There's one slight gotcha here: in the Kafka example above, we're using the Raft protocol so it's not too surprising that the number of nodes is N-1 for some configurations as one has been elected leader and the others are followers.

Trace high information tokens through the system

Words with high entropy can be traced across my cluster. For instance, my PoC classified wUi1RthMRPabI8rHS_Snig as possessing high information. This happens to be an internal Kafka UUID for a topic and tracing its occurrence through the logs show that despite Docker network issues, all nodes agreed on the topic ID as did the client. So, clearly some communication was happening despite the misconfiguration.

Investigation

I finally solved my Kafka problem.

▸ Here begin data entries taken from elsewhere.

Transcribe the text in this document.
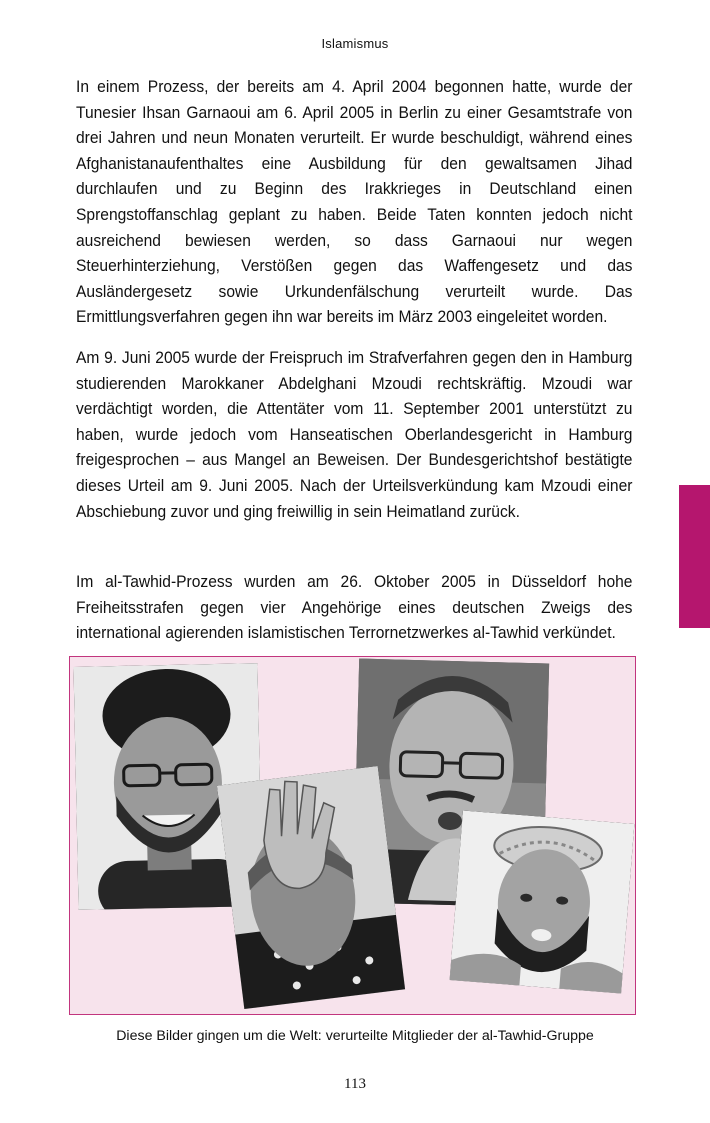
Islamismus

In einem Prozess, der bereits am 4. April 2004 begonnen hatte, wurde der Tunesier Ihsan Garnaoui am 6. April 2005 in Berlin zu einer Gesamtstrafe von drei Jahren und neun Monaten verurteilt. Er wurde beschuldigt, während eines Afghanistanaufenthaltes eine Ausbildung für den gewaltsamen Jihad durchlaufen und zu Beginn des Irakkrieges in Deutschland einen Sprengstoffanschlag geplant zu haben. Beide Taten konnten jedoch nicht ausreichend bewiesen werden, so dass Garnaoui nur wegen Steuerhinterziehung, Verstößen gegen das Waffengesetz und das Ausländergesetz sowie Urkundenfälschung verurteilt wurde. Das Ermittlungsverfahren gegen ihn war bereits im März 2003 eingeleitet worden.

Am 9. Juni 2005 wurde der Freispruch im Strafverfahren gegen den in Hamburg studierenden Marokkaner Abdelghani Mzoudi rechtskräftig. Mzoudi war verdächtigt worden, die Attentäter vom 11. September 2001 unterstützt zu haben, wurde jedoch vom Hanseatischen Oberlandesgericht in Hamburg freigesprochen – aus Mangel an Beweisen. Der Bundesgerichtshof bestätigte dieses Urteil am 9. Juni 2005. Nach der Urteilsverkündung kam Mzoudi einer Abschiebung zuvor und ging freiwillig in sein Heimatland zurück.

Im al-Tawhid-Prozess wurden am 26. Oktober 2005 in Düsseldorf hohe Freiheitsstrafen gegen vier Angehörige eines deutschen Zweigs des international agierenden islamistischen Terrornetzwerkes al-Tawhid verkündet.

Diese Bilder gingen um die Welt: verurteilte Mitglieder der al-Tawhid-Gruppe
113
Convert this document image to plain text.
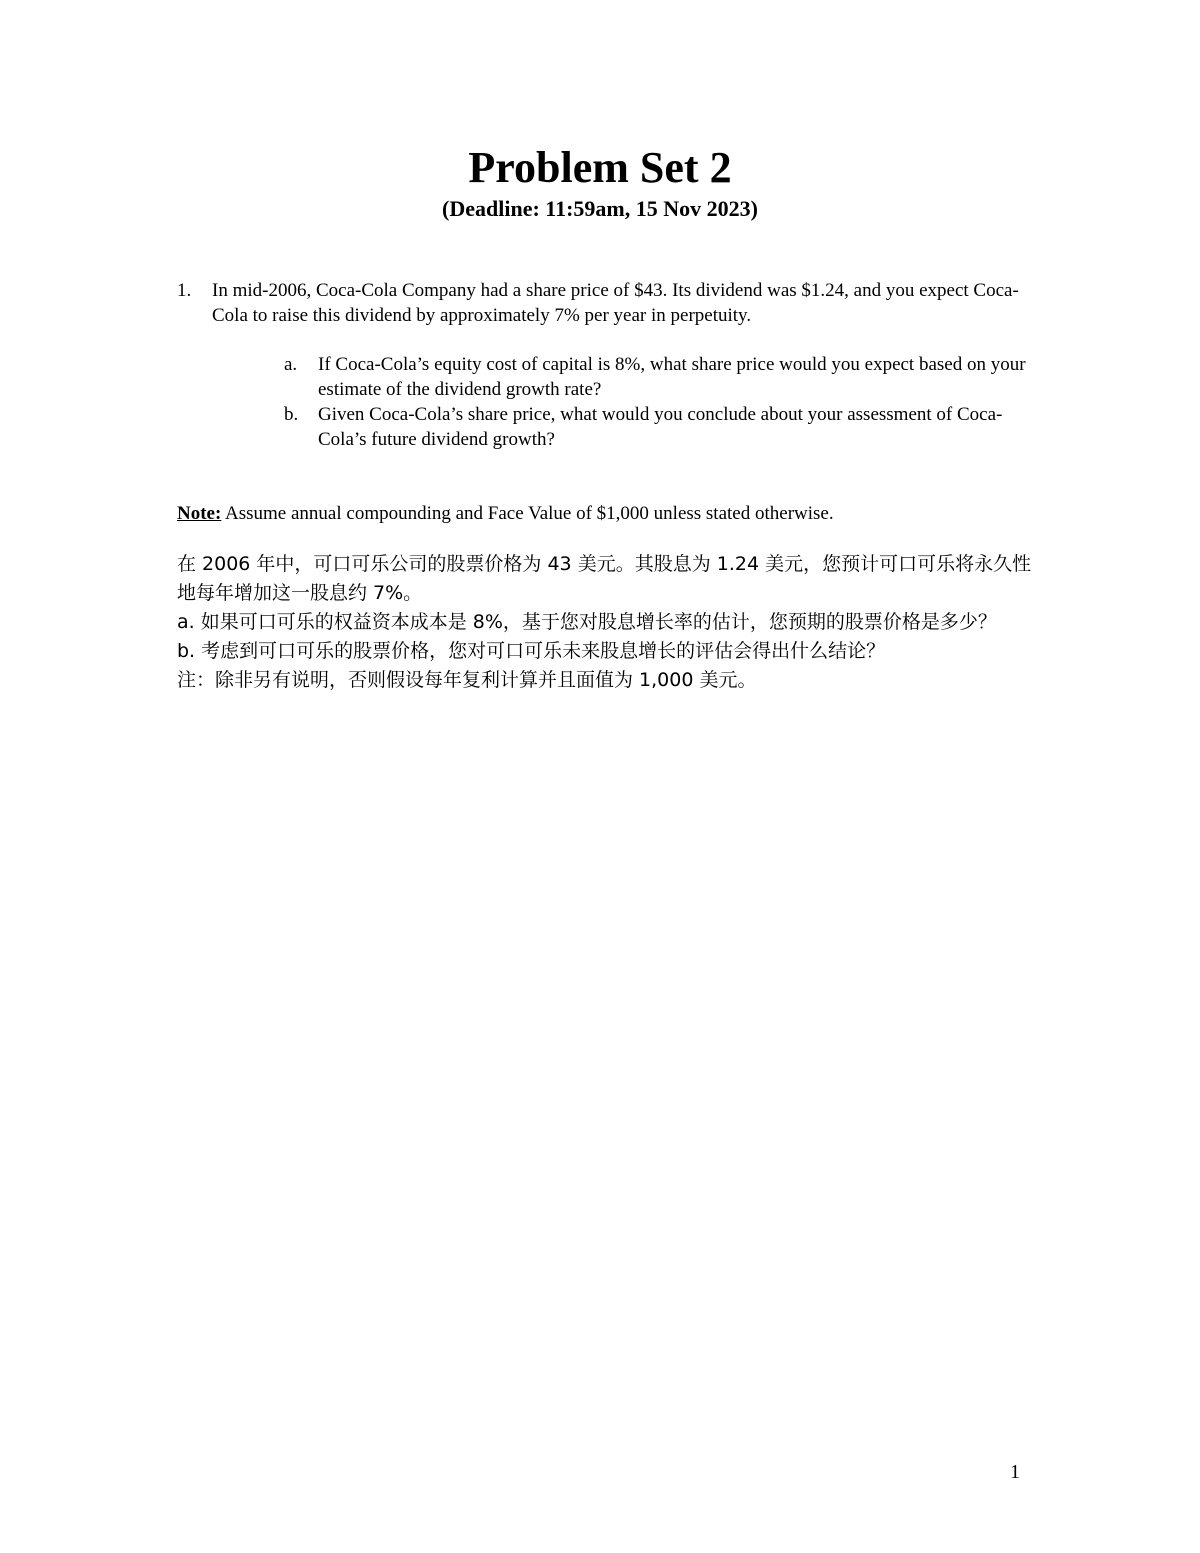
Problem Set 2
(Deadline: 11:59am, 15 Nov 2023)
1. In mid-2006, Coca-Cola Company had a share price of $43. Its dividend was $1.24, and you expect Coca-Cola to raise this dividend by approximately 7% per year in perpetuity.
a.	If Coca-Cola’s equity cost of capital is 8%, what share price would you expect based on your estimate of the dividend growth rate?
b.	Given Coca-Cola’s share price, what would you conclude about your assessment of Coca-Cola’s future dividend growth?
Note: Assume annual compounding and Face Value of $1,000 unless stated otherwise.
在 2006 年中，可口可乐公司的股票价格为 43 美元。其股息为 1.24 美元，您预计可口可乐将永久性地每年增加这一股息约 7%。
a. 如果可口可乐的权益资本成本是 8%，基于您对股息增长率的估计，您预期的股票价格是多少？
b. 考虑到可口可乐的股票价格，您对可口可乐未来股息增长的评估会得出什么结论？
注：除非另有说明，否则假设每年复利计算并且面值为 1,000 美元。
1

The Kafka client was running on the host OS and could see the individual Kafka containers but these brokers could not talk to each other. The reason was they needed to advertise themselves both as localhost (for the sake of the Kafka client that lives outside Docker) and also using their internal names (so they could talk within the Docker network).

My PoC could not tell me exactly what the problem was but it successfully highlighted the suspects.

The PoC

So, how does the PoC work? For the entropy, we train the model on a dictionary of English words so it can learn what is a "normal" word, rather than say wUi1RthMRPabI8rHS_Snig. We disregard lines that are fewer than 6 words (including the FQN of the classes - each package being one word); take the average entropy and present the lines that look the most informative.

For the LSH, we use one-hot encoding of word shingles to create our vectors.

Future plans

I'd like to show the graph of paths the high-entropy words take through the system (node and log line).

I'd also like to try other systems. Maybe I got lucky with Kafka as there are lovely, high-entropy UUID scattered throughout the logs (for example, consumer group IDs).

Thirdly, this PoC has been great for small amounts of data, but what about big data? It really needs to be rewritten in a JVM language and made to run in Spark.